3.  Centralization occurs at exchanges

The third reality check for Bitcoin relates to the recent price hike. Since December 2017, most Bitcoin-related activity has been shifting from personal wallets to centralized exchanges, as more and more people have become more interested in speculation than anything else. Bitcoin was intended to be electronic cash, but that’s not how it’s used by many people; Coinbase once disclosed their holdings of roughly 10% of Bitcoin at one time.

In the context of Bitcoin, holding so much of the supply on behalf of others is problematic given how centralized third parties like Coinbase, which essentially function like traditional financial institutions, act. There is no doubt that these kinds of centralized entities have a history of hacking, though exchanges have improved in their capacity to deal with these types of incidents over time.

Moreover, Bitcoin has been nicknamed “digital gold” for a reason. It was created out of a strong anti-regulation ethos. In both cases, though, if a government wanted to outlaw Bitcoin, one of the first things they would probably do is seize the Bitcoin and other cryptocurrency stored at local exchanges – just as Franklin D. Roosevelt seized gold individually back in 1933.

In fact, one of Bitcoin’s most compelling features is that it’s almost impossible to confiscate since it can either be carried on a piece of paper, on a hardware wallet, or even in the head as a memorized phrase. The removal of this feature happens when one hands over control of one’s Bitcoin to a bank.

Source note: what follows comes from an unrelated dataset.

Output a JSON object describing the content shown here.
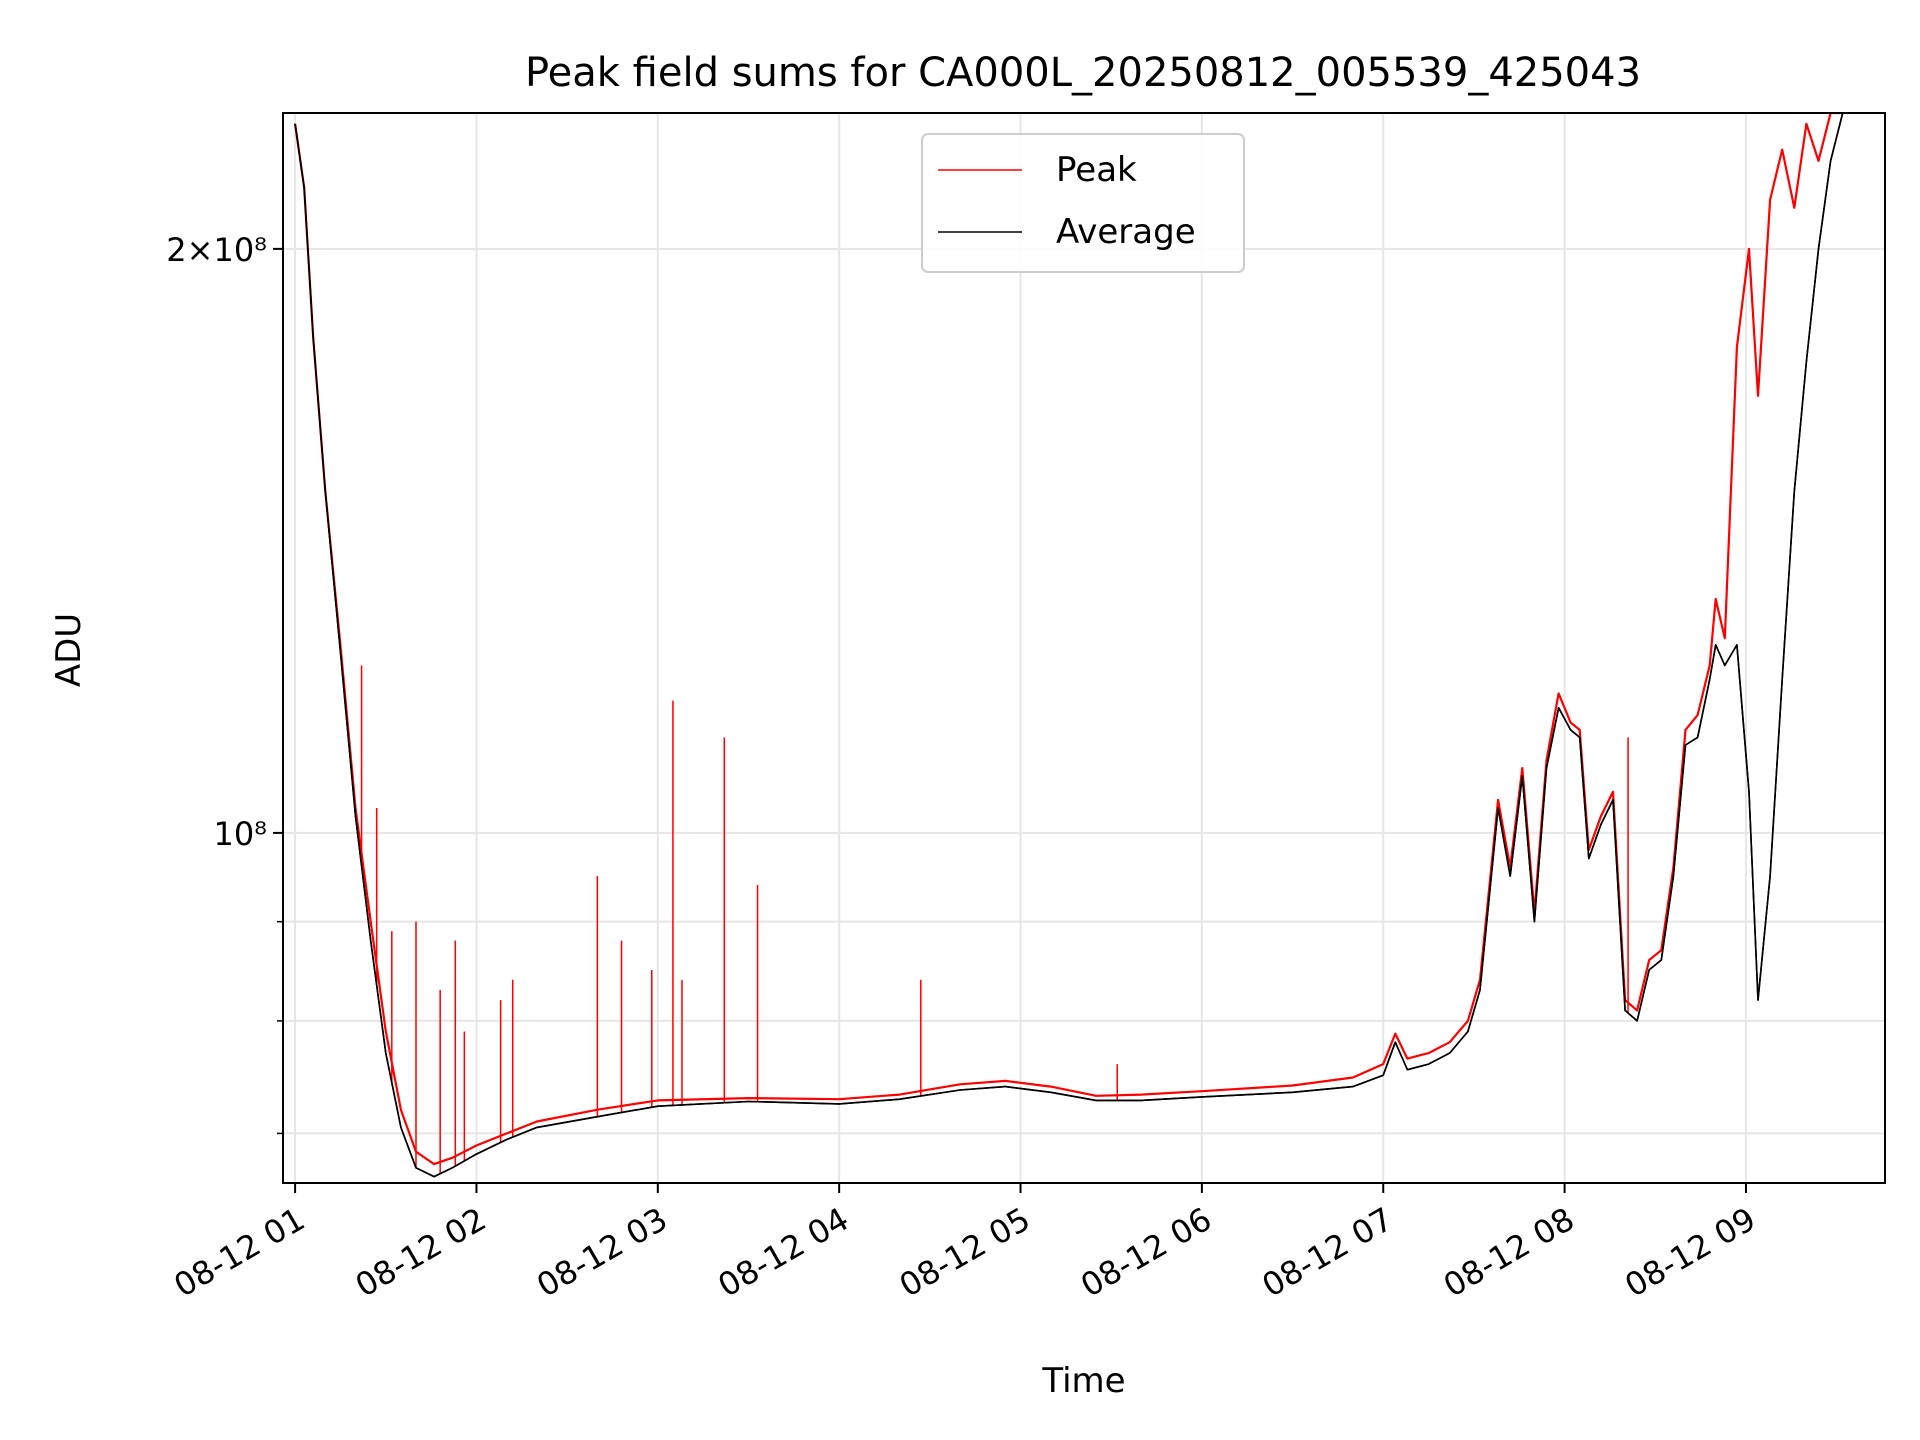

Centralized exchanges also have a key issue with privacy due to their anti-money laundering and Know Your Customer policies. Further, users also entrust exchanges and other custodians with verifying that the Bitcoin network is following its rules.

In addition to these issues, Bitcoin users are also uncomfortable with the way that Whole Foods and Starbucks recently implemented “acceptance” of Bitcoin.

Finally, more decentralized exchanges with non-custodial options are coming to market. Spark was an exchange powered by the Lightning Network, and Arwen is a solution allowing users to trade without having to give custody of their coins to a third party.

The existence of these non-custodial exchanges is a positive step, but Bitcoin users should instead mostly transact peer-to-peer in order to lessen the impact of these security holes.

In terms of privacy and decentralization, Bitcoin appears to be moving in the right direction (and thus being more valuable as digital money), but it is also clear that there is much still to be done. Thankfully, Bitcoin’s current consensus rules do not have to be altered in order to accommodate helpful improvements such as the Lightning Network, which continues to grow.